Piggy Hutchins was known by three generations of Richmonders. They were locals of a certain stride, folks who ate, drank and shared their lives in his restaurants. Piggy’s most loyal customers tended to use his dives/eateries as a clubhouse … except when a feud kept one of them away for a while.
A corner restaurant called “Piggy’s,” located at Mulberry and Cary (where the Cary St. Cafe is now), began the series of places he would own. The Attaché, at 5816 W. Broad St., was the last of them; it closed down in 2002.
Eighteen years ago I was associated for a short stint with the legendary Attaché (although for some reason Piggy was calling it William Henry’s that year). A money crisis pushed me across the Henrico County line, inquiring after a bartender position that was listed in the newspaper's want ads. That afternoon I met the one and only Piggy Hutchins. I had known him only by reputation before.
After a pleasant chat with Piggy, I suspected there was no bartender job open. Nonetheless, Piggy’s older brother, Pete, and Bill, a nephew, gave me a tour of the decidedly suburban split-level facility -- the restaurant itself, the after-hours club on the upper story and the basement tavern. They explained that Piggy was really looking for an idea more than someone else to put on the payroll. He had advertised the job to attract someone who'd give him a new scheme.
Well, I needed money, and fast. So that’s exactly when a concept of how to use the basement space came to me in a flash.
Like characters in a Damon Runyon story, we all sat at the main table to cut a deal over draft beer and coffee. I explained how it could work. Right away, Piggy liked it that I volunteered to take on the promotional costs and booking duties, that I wanted only a cut of the bar receipts -- no guarantees. Plus, I got tips as the bartender on duty. And, Piggy liked telling his war stories to a writer.
As it happened, I left the place that day nurturing an absurd notion that became the Underdog Room. For three nights a week, I presented stand-up comics and live music in the basement, which had a boxer's heavy bag hanging in it, leftover from when Piggy still worked out and trained young boxers in that space.

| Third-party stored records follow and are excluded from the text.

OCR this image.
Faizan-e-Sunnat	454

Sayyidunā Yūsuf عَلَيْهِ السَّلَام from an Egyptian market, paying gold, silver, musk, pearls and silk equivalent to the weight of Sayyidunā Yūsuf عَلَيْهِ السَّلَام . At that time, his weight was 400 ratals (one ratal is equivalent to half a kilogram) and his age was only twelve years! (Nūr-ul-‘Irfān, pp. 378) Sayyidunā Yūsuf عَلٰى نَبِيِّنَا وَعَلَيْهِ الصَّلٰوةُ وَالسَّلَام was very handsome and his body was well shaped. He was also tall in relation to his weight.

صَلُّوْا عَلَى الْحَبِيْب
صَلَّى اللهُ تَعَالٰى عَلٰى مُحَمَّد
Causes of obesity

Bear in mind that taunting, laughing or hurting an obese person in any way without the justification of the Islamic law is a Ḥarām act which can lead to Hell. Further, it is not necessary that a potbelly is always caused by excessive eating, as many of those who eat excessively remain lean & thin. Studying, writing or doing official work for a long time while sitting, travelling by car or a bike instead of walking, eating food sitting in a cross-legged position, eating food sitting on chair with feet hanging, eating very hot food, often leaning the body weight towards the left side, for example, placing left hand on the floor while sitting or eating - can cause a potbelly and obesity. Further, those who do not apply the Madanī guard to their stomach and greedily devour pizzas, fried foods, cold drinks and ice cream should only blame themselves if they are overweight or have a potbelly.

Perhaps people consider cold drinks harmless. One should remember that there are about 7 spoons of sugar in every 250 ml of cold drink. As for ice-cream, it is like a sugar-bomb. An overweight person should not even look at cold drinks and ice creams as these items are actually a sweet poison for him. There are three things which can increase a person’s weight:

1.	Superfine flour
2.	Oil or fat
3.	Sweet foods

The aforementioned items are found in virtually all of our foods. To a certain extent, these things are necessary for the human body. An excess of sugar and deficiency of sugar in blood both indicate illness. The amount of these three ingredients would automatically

To kick off the Underdog Room era, I booked the Vibra-Turks. They were usually known as the Bopcats. It was a band with a fake name playing in a room with a fake name. A good break with publicity helped flush out enough barflies and aging scenesters to make for a good-sized audience. When Piggy came downstairs he liked the look of the crowd, he even liked the Vibra-turks. But some members of his staff members remained unsure about the direction of things.
On Thursdays it was comedy night. Usually seven or eight comics would show up. My old friend, John Porter, served as the emcee/recruiter. The performers split the cash from a cheap cover charge and drank beer for free.
On Friday and Saturday nights a band played, usually the same band on both nights. The bands would take what came in at the door, but as the weeks wore on, getting my Fan District nightlife friends to venture into Henrico County grew more difficult. As the take at the door shriveled, from one week to the next, I gradually ran through the established acts I could easily persuade to give the Underdog Room a try.
The Scariens, a local performance-art/rock 'n' roll act, stretched the culture clash aspect of my shaky gig to pieces. Piggy and his Attaché crowd of regulars were utterly baffled by the Scariens, who sometimes seemed to baffle themselves, too. To make matters more fractious, some of the comedians seemed to rub Piggy's confidants the wrong way; to say they didn't get the jokes is an understatement.
After three months of it, I came to my senses. Leaving Palookaville on good terms, I limped back to the Fan. It had been fun working with the comedians and musicians in such an off-the-wall situation. And, getting to know Piggy, to the extent that I did, was like living in a low-budget film noir picture from 60 years ago.